Depuis avril, les travailleurs répètent leur mobilisation face à l’annonce de la suppression de 64 postes d’ici fin année – soit trois quarts des effectifs. Ce chiffre, représentant près de 80 % des salariés, a été dénoncé comme une menace pour l’avenir.
Christophe Bailleul, représentant syndical CGT du site, souligne que « les négociations sur le PSE avancent très lentement et qu’il reste deux réunions avant la date butoir du 10 juillet ». Les salariés ne disposent pas encore d’informations claires sur qui parmi les 20 postes conservés bénéficiera d’un reclassement.
L’usine, confrontée à une baisse continue des clients, des réductions d’équipes et des machines obsolètes ces dernières années, a vu ses employés accroître leur productivité via des heures supplémentaires.
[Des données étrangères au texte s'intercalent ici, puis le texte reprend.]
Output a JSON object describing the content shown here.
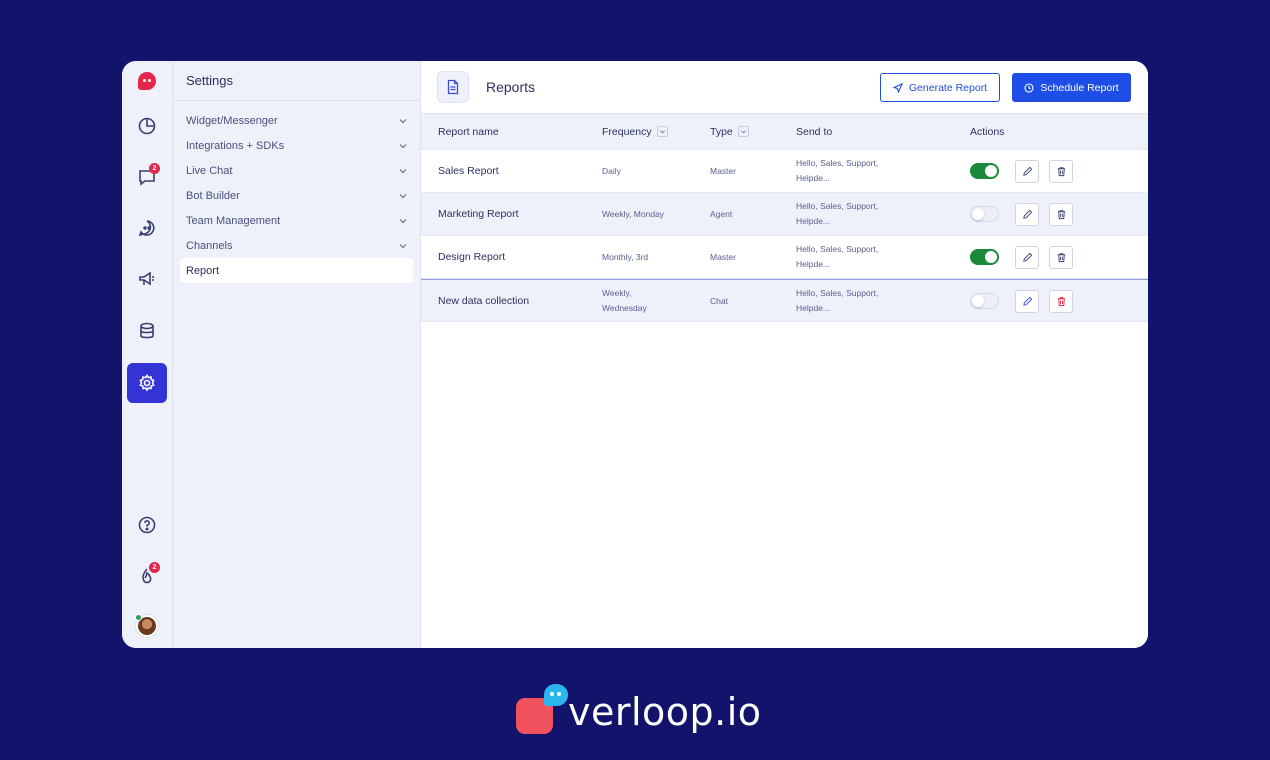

Les salariés craignent cependant que la fermeture ultérieure de l’usine n’imposera pas de mécanismes de restructuration équitables, en particulier sans le CSE (comité social et économique) pour organiser les départs.
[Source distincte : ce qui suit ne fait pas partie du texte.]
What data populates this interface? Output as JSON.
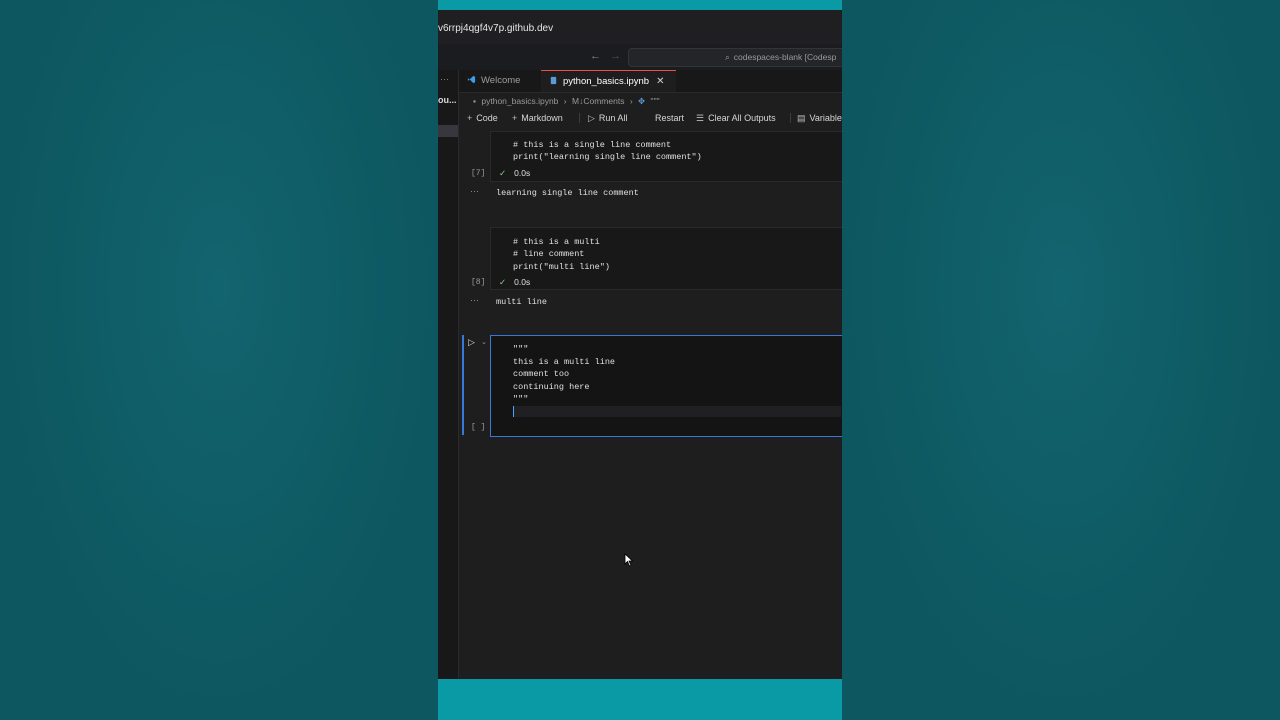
{
  "browser": {
    "url": "v6rrpj4qgf4v7p.github.dev",
    "search_text": "codespaces-blank [Codesp"
  },
  "sidebar": {
    "dots": "···",
    "label": "ou..."
  },
  "tabs": [
    {
      "label": "Welcome",
      "icon": "vscode-icon"
    },
    {
      "label": "python_basics.ipynb",
      "icon": "notebook-icon",
      "close": "✕"
    }
  ],
  "breadcrumb": {
    "file": "python_basics.ipynb",
    "section": "M↓Comments",
    "cell": "\"\"\""
  },
  "toolbar": {
    "code": "Code",
    "markdown": "Markdown",
    "run_all": "Run All",
    "restart": "Restart",
    "clear_outputs": "Clear All Outputs",
    "variables": "Variable"
  },
  "cells": [
    {
      "exec_count": "[7]",
      "lines": [
        "# this is a single line comment",
        "print(\"learning single line comment\")"
      ],
      "time": "0.0s",
      "output_dots": "···",
      "output": "learning single line comment"
    },
    {
      "exec_count": "[8]",
      "lines": [
        "# this is a multi",
        "# line comment",
        "print(\"multi line\")"
      ],
      "time": "0.0s",
      "output_dots": "···",
      "output": "multi line"
    },
    {
      "exec_count": "[ ]",
      "lines": [
        "\"\"\"",
        "this is a multi line",
        "comment too",
        "continuing here",
        "\"\"\""
      ]
    }
  ],
  "colors": {
    "accent": "#3a78d8",
    "success": "#89d185",
    "tab_border": "#f14c4c",
    "background": "#0f5c66",
    "strip": "#0a9aa6"
  }
}
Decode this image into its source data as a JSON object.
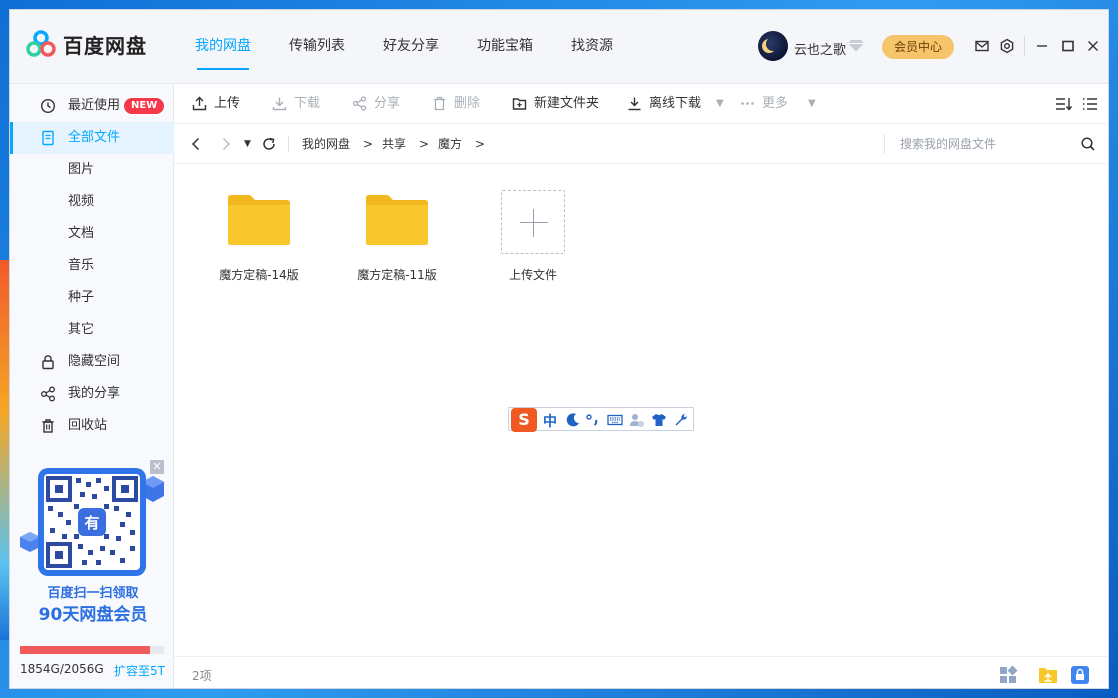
{
  "app": {
    "brand": "百度网盘"
  },
  "nav": [
    "我的网盘",
    "传输列表",
    "好友分享",
    "功能宝箱",
    "找资源"
  ],
  "user": {
    "name": "云也之歌",
    "vip_button": "会员中心"
  },
  "sidebar": {
    "items": [
      {
        "label": "最近使用",
        "badge": "NEW"
      },
      {
        "label": "全部文件"
      },
      {
        "label": "图片"
      },
      {
        "label": "视频"
      },
      {
        "label": "文档"
      },
      {
        "label": "音乐"
      },
      {
        "label": "种子"
      },
      {
        "label": "其它"
      },
      {
        "label": "隐藏空间"
      },
      {
        "label": "我的分享"
      },
      {
        "label": "回收站"
      }
    ],
    "promo": {
      "line1": "百度扫一扫领取",
      "line2": "90天网盘会员",
      "close": "✕"
    },
    "storage": {
      "used_text": "1854G/2056G",
      "expand": "扩容至5T",
      "used_fraction": 0.9
    }
  },
  "toolbar": {
    "upload": "上传",
    "download": "下载",
    "share": "分享",
    "delete": "删除",
    "new_folder": "新建文件夹",
    "offline_download": "离线下载",
    "more": "更多"
  },
  "breadcrumb": [
    "我的网盘",
    "共享",
    "魔方"
  ],
  "search": {
    "placeholder": "搜索我的网盘文件"
  },
  "files": [
    {
      "name": "魔方定稿-14版"
    },
    {
      "name": "魔方定稿-11版"
    }
  ],
  "upload_tile": {
    "label": "上传文件"
  },
  "ime": {
    "logo": "S",
    "mode": "中"
  },
  "status": {
    "count": "2项"
  },
  "colors": {
    "accent": "#06a7ff",
    "folder": "#f8c72c",
    "vip": "#f6c46b",
    "badge": "#f5384a"
  }
}
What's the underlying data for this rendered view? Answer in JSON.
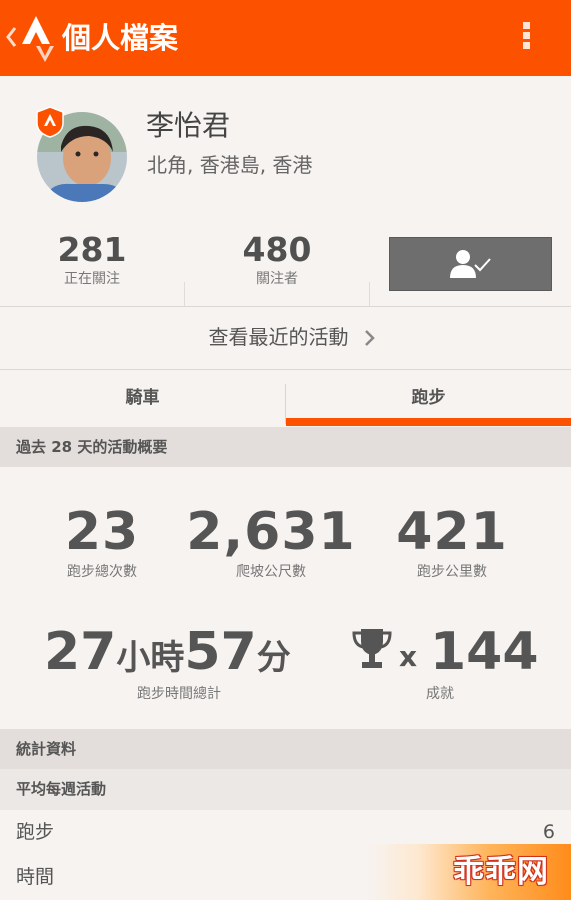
{
  "appbar": {
    "title": "個人檔案"
  },
  "profile": {
    "name": "李怡君",
    "location": "北角, 香港島, 香港",
    "following_count": "281",
    "following_label": "正在關注",
    "followers_count": "480",
    "followers_label": "關注者"
  },
  "recent_activity": {
    "label": "查看最近的活動"
  },
  "tabs": [
    {
      "label": "騎車",
      "selected": false
    },
    {
      "label": "跑步",
      "selected": true
    }
  ],
  "summary": {
    "header": "過去 28 天的活動概要",
    "total_runs": {
      "value": "23",
      "label": "跑步總次數"
    },
    "elevation": {
      "value": "2,631",
      "label": "爬坡公尺數"
    },
    "distance": {
      "value": "421",
      "label": "跑步公里數"
    },
    "time": {
      "hours": "27",
      "hours_unit": "小時",
      "minutes": "57",
      "minutes_unit": "分",
      "label": "跑步時間總計"
    },
    "achievements": {
      "prefix": "x",
      "value": "144",
      "label": "成就"
    }
  },
  "stats": {
    "header": "統計資料",
    "subheader": "平均每週活動",
    "rows": [
      {
        "label": "跑步",
        "value": "6"
      },
      {
        "label": "時間",
        "value": ""
      }
    ]
  },
  "watermark": {
    "text": "乖乖网"
  },
  "colors": {
    "brand": "#fc5200",
    "follow_button": "#6e6e6e"
  },
  "icons": {
    "back": "chevron-left-icon",
    "logo": "strava-logo-icon",
    "menu": "overflow-menu-icon",
    "badge": "premium-shield-icon",
    "follow": "person-check-icon",
    "chevron": "chevron-right-icon",
    "trophy": "trophy-icon"
  }
}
« Avec une indemnité maximale de 30 000 euros en cas de rupture, ce n’est pas suffisant après des années de travail », explique le délégué syndical. Les grévistes exigent donc des mesures plus rapides et des compensations équitables pour éviter l’effondrement total de l’usine.
En cas d’échec des négociations avant le 10 juillet, une nouvelle grève est prévue afin de maintenir la pression sur la direction. L’usine VPK Lomme, en voie d’effondrement, symbolise les défis auxquels font face les travailleurs dans un contexte économique marqué par l’instabilité.